Au début de juin 1966, un mois après mon arrivée en Angleterre, M. Logan m’annonça qu’il avait organisé une démonstration pour les forces de police de Northumberland dans la ville de Newcastle. Il s’agirait de la première grande présentation de mon aikido dans la région et, si tout se passait comme prévu, la police envisageait de m’engager comme instructeur pour son programme d’auto-défense. La démonstration devait se dérouler dans le dojo de judo se trouvant au sous-sol de la caserne des forces de police et, à mon arrivée sur place, j’y trouvai une douzaine de jeunes officiers de police alignés et vêtus de leur keikogi, les officiers supérieurs ayant eux pris place sur des chaises.

Deux conditions m’avaient été imposées avant le début de la démonstration : la première étant que coups de poing ou de pied n’étaient pas permis et la deuxième, que toute trace de sang devait impérativement être évitée. J’acceptais ces deux conditions qui me semblaient bien correspondre à la mentalité les forces de police britanniques qui, dans leurs interventions, et je le savais déjà, se refusaient à tout acte physique de brutalité et qui étaient les seules forces de police au monde à ne pas être armées.

Durant la première demi-heure je fis la démonstration des formes possibles de défense en réponse à diverses attaques portées sous forme de saisies, de coups de poing ou de coups de pied qui se terminaient souvent au sol comme dans les combats de lutte gréco-romaine. Mis à part les techniques habituelles de verrouillage des articulations, je me rendis compte que les défenses les plus efficaces étaient les techniques d’étranglement, car mes adversaires se rendaient très rapidement dès que je posais mes mains sur leur cou. Tous les jeunes officiers qui participaient à la démonstration étaient dans une forme physique excellente, ils étaient bien entraînés et leur ukemi était excellent. Je pense qu’ils devaient tous pratiquer le judo. D’ailleurs je me rendis vite compte que l’expérience du judo que j’avais acquise avant de me consacrer à l’Aikido s’avérait très utile dans les circonstances présentes.

Vers la fin de cette démonstration qui durait maintenant depuis quarante-cinq minutes et après avoir démontré comment réagir à des attaques armées de face et latérales, on me demanda de montrer ce qui pouvait être fait en cas d’attaque par l’arrière et avec une arme à feu. Mon adversaire pressant le canon de son arme contre mon dos, je levai les deux bras en position de capitulation, puis je fis rapidement volte-face et le projetai en appliquant la technique de shihonage. Il s’écroula directement au sol en se frappant violemment la tête, le pistolet toujours serré dans la main droite. En état de choc pendant quelques instants, il réussit toutefois mais non sans difficultés à se mettre à genoux. Sa main se porta à l’arrière de sa tête et le sang se mit à couler le long de sa manche et à l’avant de son keikogi. Il s’écroula de nouveau au sol avant d’être aussitôt entouré de ses camarades et emmené au loin. Je compris aussitôt que tout était terminé, que j’avais échoué. J’étais très mécontent de cette démonstration et M. Logan, avec une mine maussade, ne m’adressa pas la parole pendant tout le voyage de retour. Bien entendu, je n’entendis plus jamais parler des forces de police.

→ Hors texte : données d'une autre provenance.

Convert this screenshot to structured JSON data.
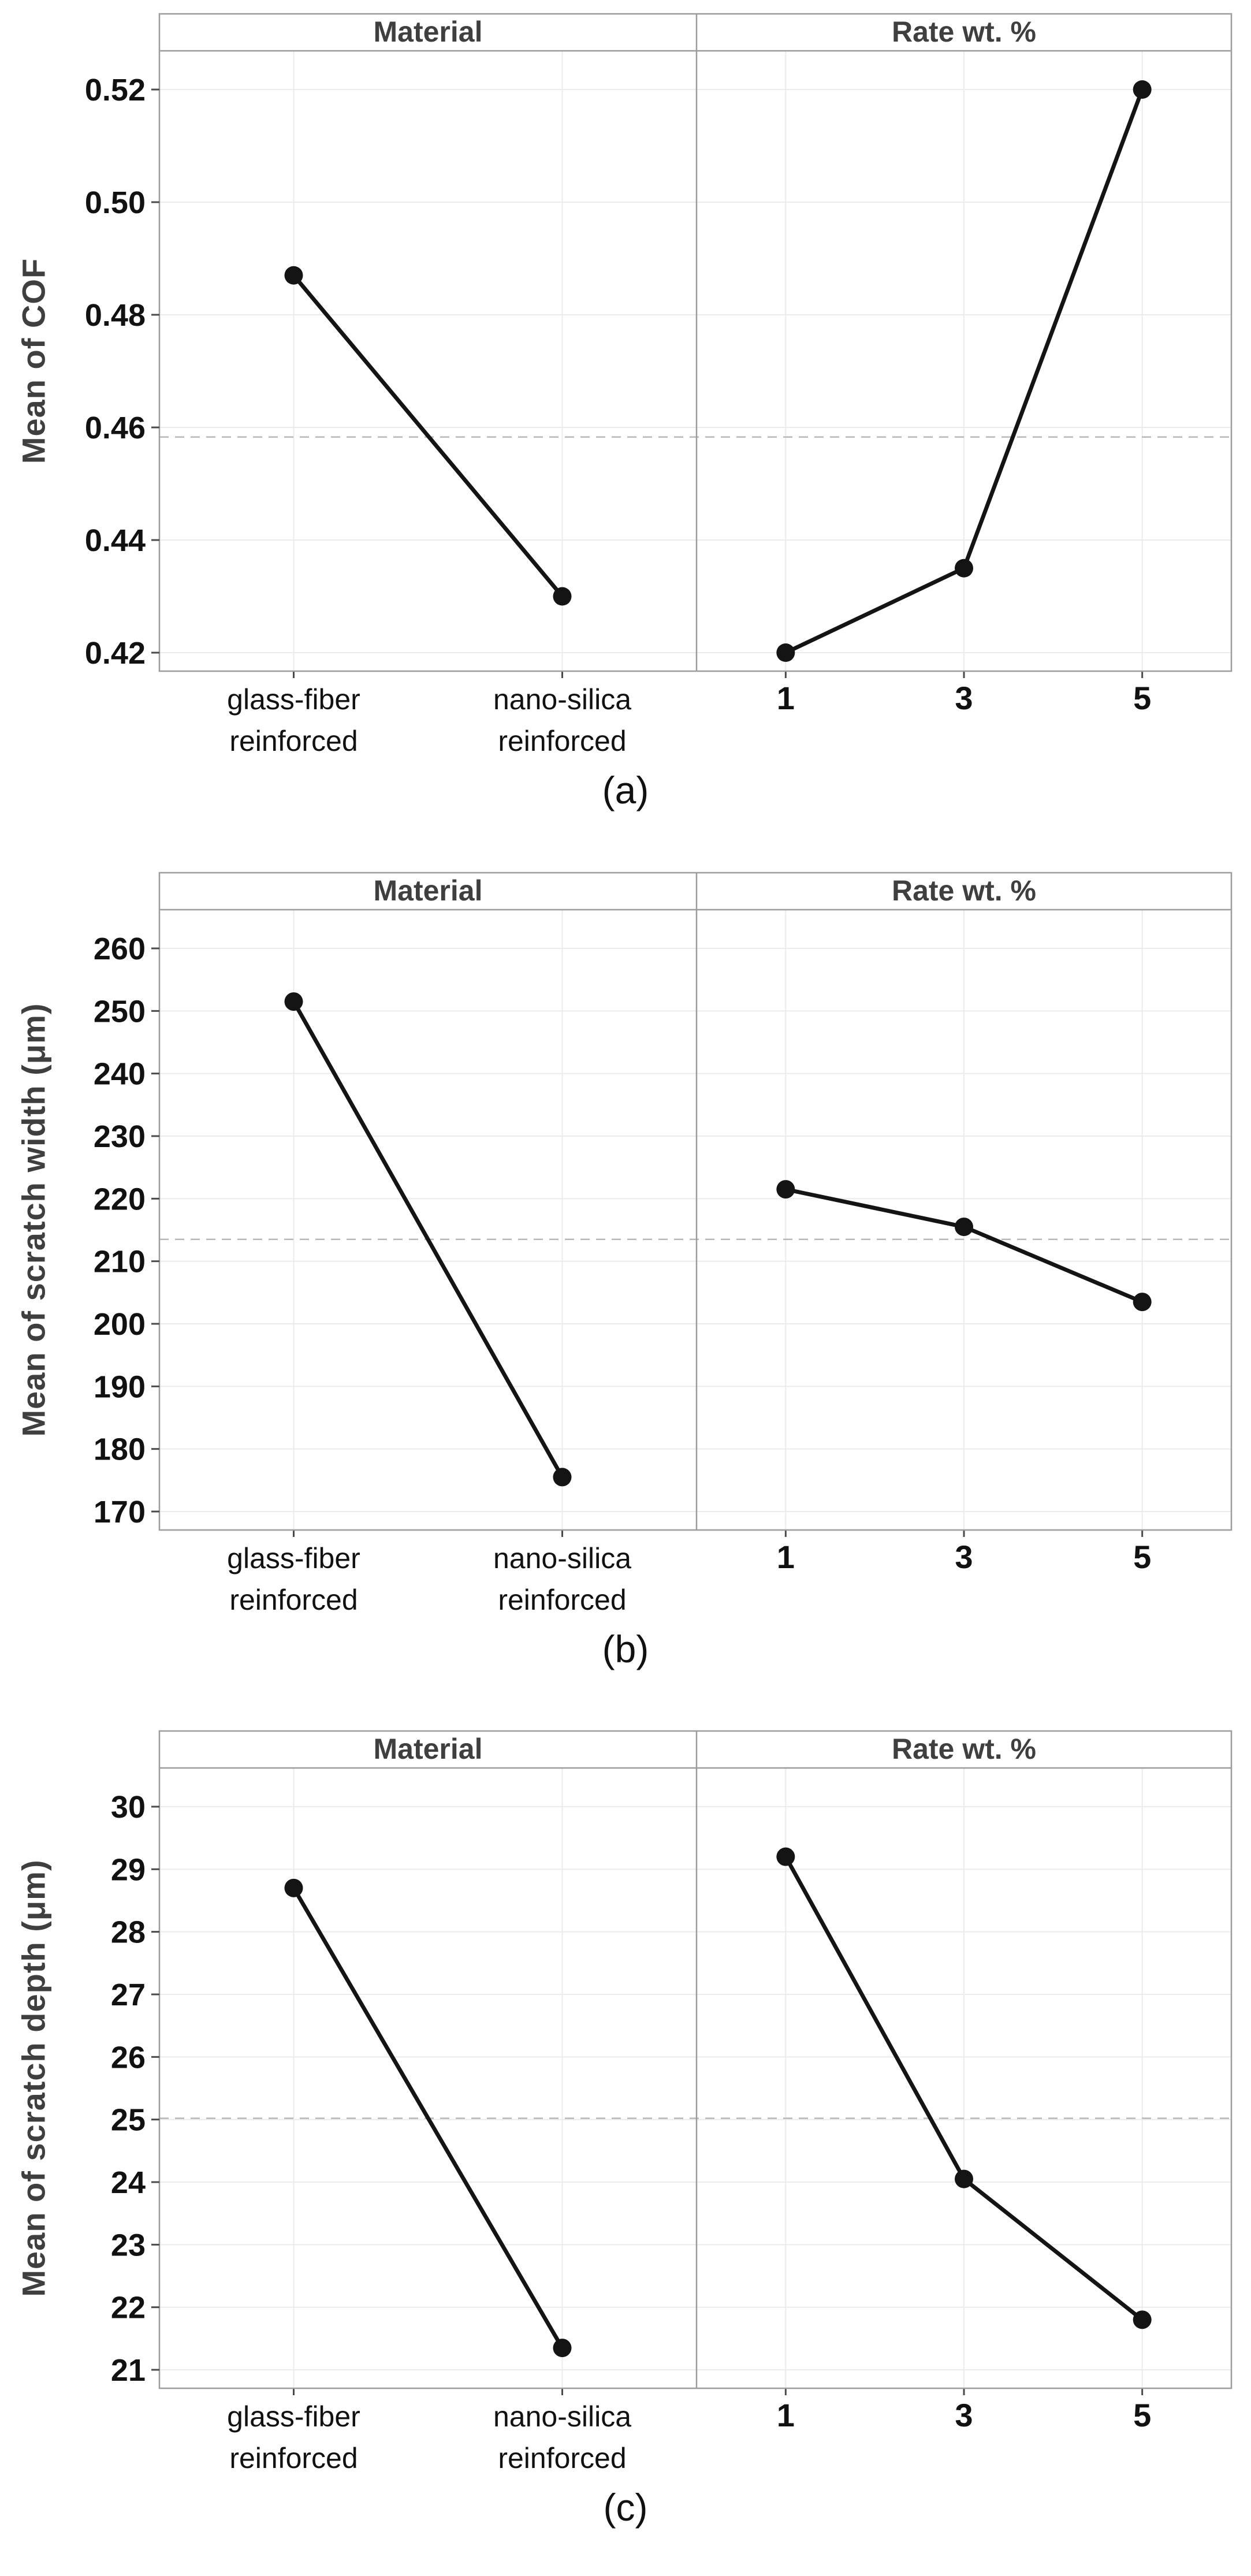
{
  "figure": {
    "background": "#ffffff",
    "captions": [
      "(a)",
      "(b)",
      "(c)"
    ]
  },
  "colors": {
    "series": "#141414",
    "marker": "#141414",
    "grid": "#ebebeb",
    "border": "#9c9c9c",
    "tick": "#4a4a4a",
    "reference_line": "#b8b8b8",
    "header_text": "#3f3f3f",
    "tick_label_text": "#111111"
  },
  "chart_data": [
    {
      "type": "line",
      "caption": "(a)",
      "ylabel": "Mean of COF",
      "panel_titles": [
        "Material",
        "Rate wt. %"
      ],
      "yticks": [
        0.52,
        0.5,
        0.48,
        0.46,
        0.44,
        0.42
      ],
      "ytick_labels": [
        "0.52",
        "0.50",
        "0.48",
        "0.46",
        "0.44",
        "0.42"
      ],
      "ylim": [
        0.4145,
        0.5265
      ],
      "grid": true,
      "reference_mean": 0.4583,
      "panels": [
        {
          "title": "Material",
          "categories": [
            [
              "glass-fiber",
              "reinforced"
            ],
            [
              "nano-silica",
              "reinforced"
            ]
          ],
          "values": [
            0.487,
            0.43
          ]
        },
        {
          "title": "Rate wt. %",
          "categories": [
            [
              "1"
            ],
            [
              "3"
            ],
            [
              "5"
            ]
          ],
          "values": [
            0.42,
            0.435,
            0.52
          ]
        }
      ]
    },
    {
      "type": "line",
      "caption": "(b)",
      "ylabel": "Mean of scratch width (μm)",
      "panel_titles": [
        "Material",
        "Rate wt. %"
      ],
      "yticks": [
        260,
        250,
        240,
        230,
        220,
        210,
        200,
        190,
        180,
        170
      ],
      "ytick_labels": [
        "260",
        "250",
        "240",
        "230",
        "220",
        "210",
        "200",
        "190",
        "180",
        "170"
      ],
      "ylim": [
        167,
        263
      ],
      "grid": true,
      "reference_mean": 213.5,
      "panels": [
        {
          "title": "Material",
          "categories": [
            [
              "glass-fiber",
              "reinforced"
            ],
            [
              "nano-silica",
              "reinforced"
            ]
          ],
          "values": [
            251.5,
            175.5
          ]
        },
        {
          "title": "Rate wt. %",
          "categories": [
            [
              "1"
            ],
            [
              "3"
            ],
            [
              "5"
            ]
          ],
          "values": [
            221.5,
            215.5,
            203.5
          ]
        }
      ]
    },
    {
      "type": "line",
      "caption": "(c)",
      "ylabel": "Mean of scratch depth (μm)",
      "panel_titles": [
        "Material",
        "Rate wt. %"
      ],
      "yticks": [
        30,
        29,
        28,
        27,
        26,
        25,
        24,
        23,
        22,
        21
      ],
      "ytick_labels": [
        "30",
        "29",
        "28",
        "27",
        "26",
        "25",
        "24",
        "23",
        "22",
        "21"
      ],
      "ylim": [
        20.7,
        30.3
      ],
      "grid": true,
      "reference_mean": 25.02,
      "panels": [
        {
          "title": "Material",
          "categories": [
            [
              "glass-fiber",
              "reinforced"
            ],
            [
              "nano-silica",
              "reinforced"
            ]
          ],
          "values": [
            28.7,
            21.35
          ]
        },
        {
          "title": "Rate wt. %",
          "categories": [
            [
              "1"
            ],
            [
              "3"
            ],
            [
              "5"
            ]
          ],
          "values": [
            29.2,
            24.05,
            21.8
          ]
        }
      ]
    }
  ]
}
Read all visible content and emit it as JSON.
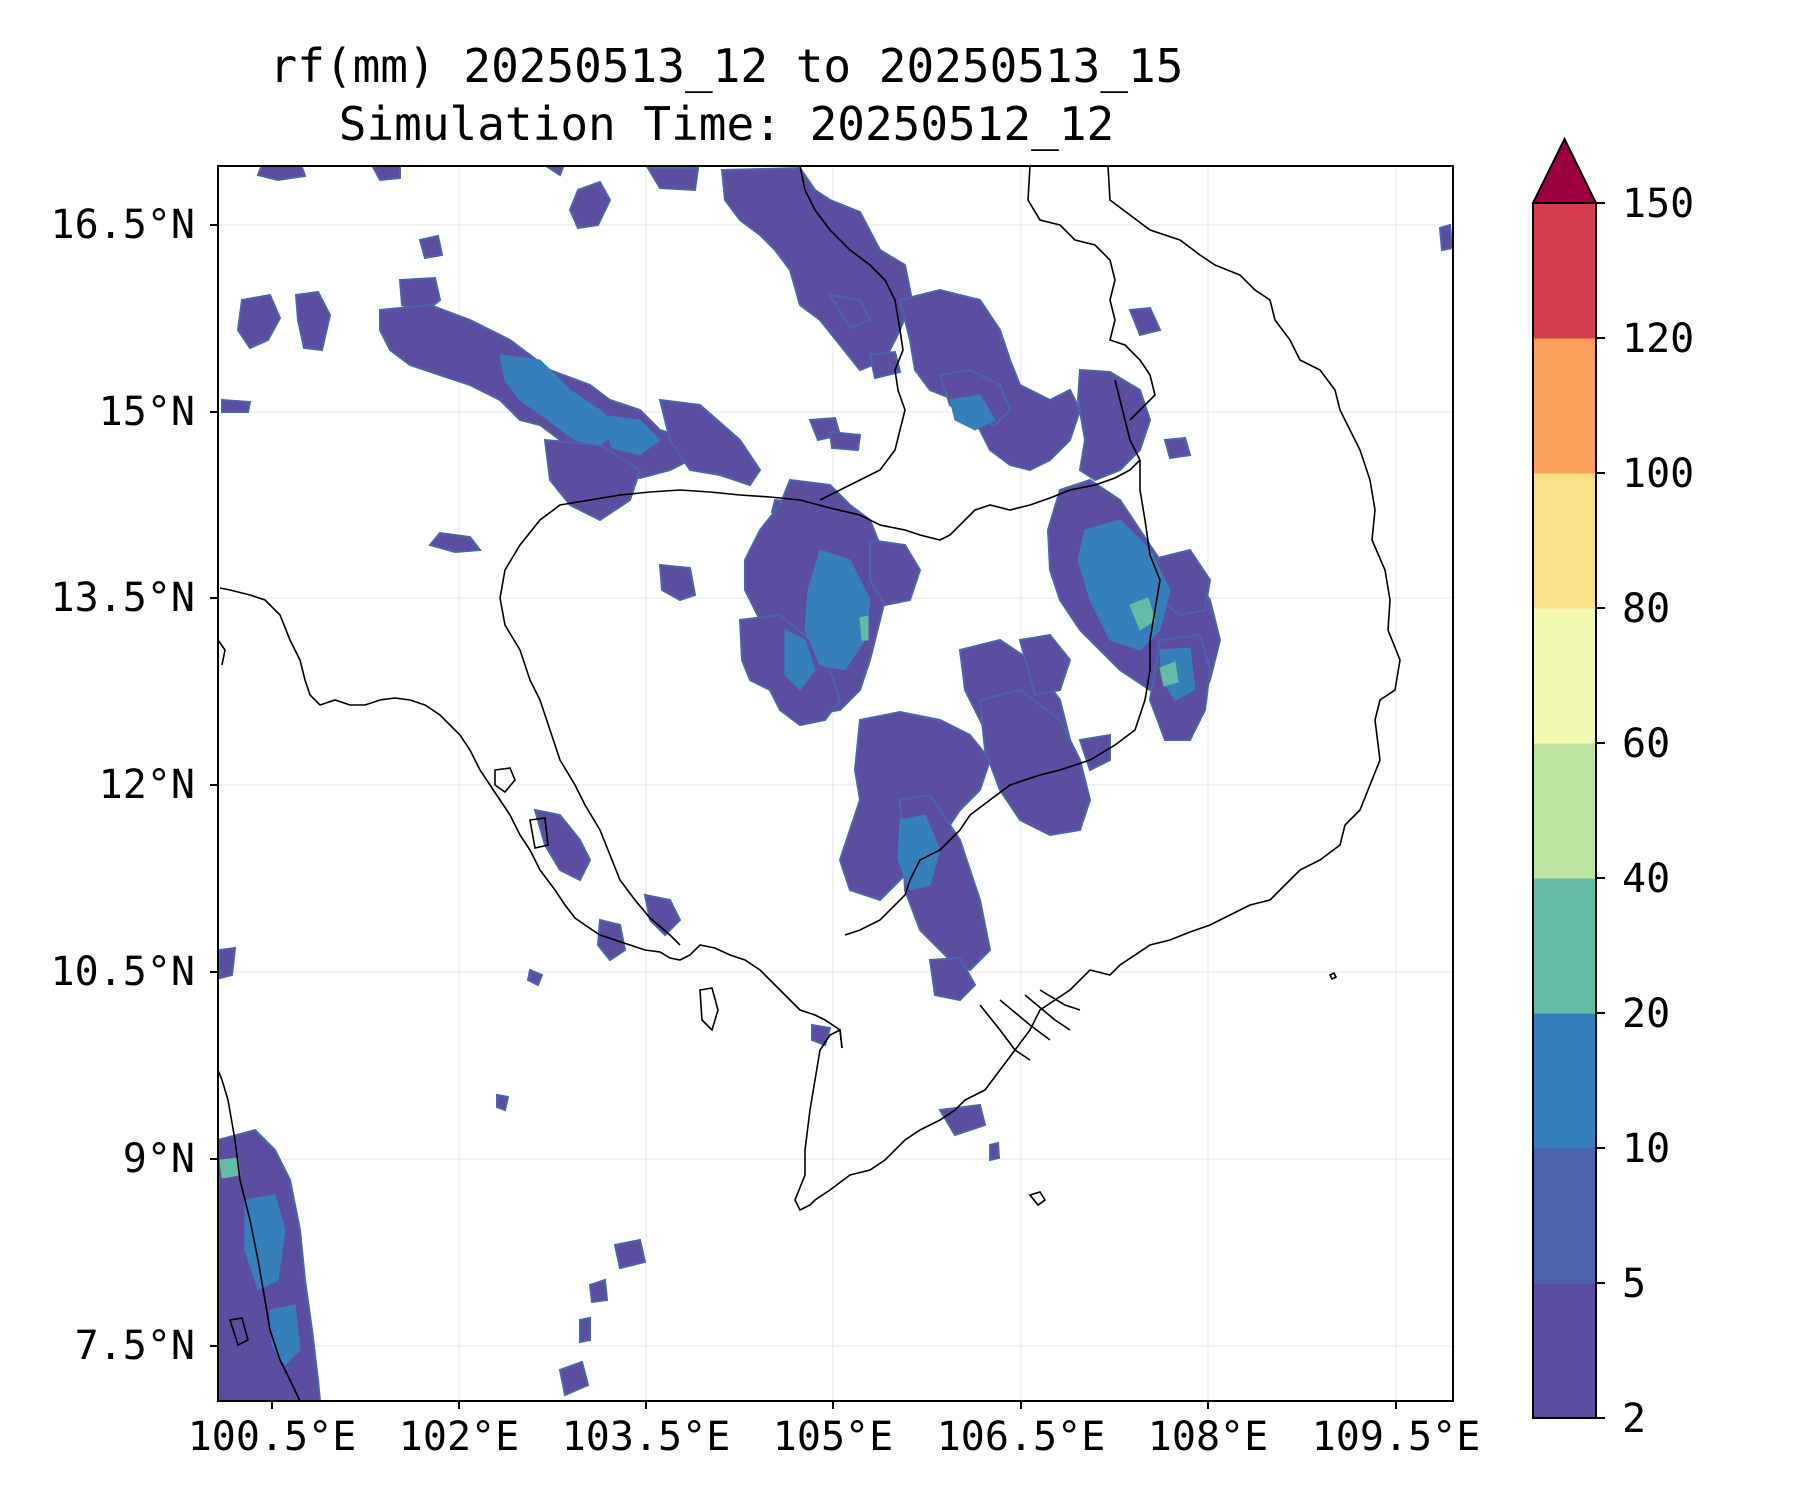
{
  "title": {
    "line1": "rf(mm) 20250513_12 to 20250513_15",
    "line2": "Simulation Time: 20250512_12"
  },
  "map": {
    "lon_range": [
      100.0,
      110.0
    ],
    "lat_range": [
      7.0,
      16.9
    ],
    "x_ticks": [
      "100.5°E",
      "102°E",
      "103.5°E",
      "105°E",
      "106.5°E",
      "108°E",
      "109.5°E"
    ],
    "y_ticks": [
      "16.5°N",
      "15°N",
      "13.5°N",
      "12°N",
      "10.5°N",
      "9°N",
      "7.5°N"
    ],
    "gridlines": true,
    "coastlines": true,
    "country_borders": true
  },
  "colorbar": {
    "levels": [
      "2",
      "5",
      "10",
      "20",
      "40",
      "60",
      "80",
      "100",
      "120",
      "150"
    ],
    "colors": [
      "#5b4ea1",
      "#4b64ac",
      "#3580bb",
      "#63bca6",
      "#bde3a1",
      "#f2f9ae",
      "#fbe08a",
      "#faa05b",
      "#d53e4f",
      "#9e0142"
    ],
    "extend": "max"
  }
}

Peu après l’incident désastreux à la caserne de la police, M. Logan me fit savoir qu’il avait invité pour une visite un interprète japonais, un certain M. Kimura qui parlait couramment l’anglais et qui travaillait pour une filiale de Common Brothers Shipping, la société où M. Logan exerçait ses fonctions de cadre. Une bonne nouvelle pour moi car, compte tenu de mon manque de facilité avec la langue de Shakespeare, la communication entre M. Logan et moi-même avait été jusqu’alors plus que rudimentaire. J’étais anxieux d’en savoir un peu plus sur ce qu’il devait advenir de moi, le brouillard et la brume ambiants de la région du Nord-Est me semblant le reflet malheureusement très fidèle t des circonstances dans lesquelles je vivais depuis mon arrivée en Angleterre.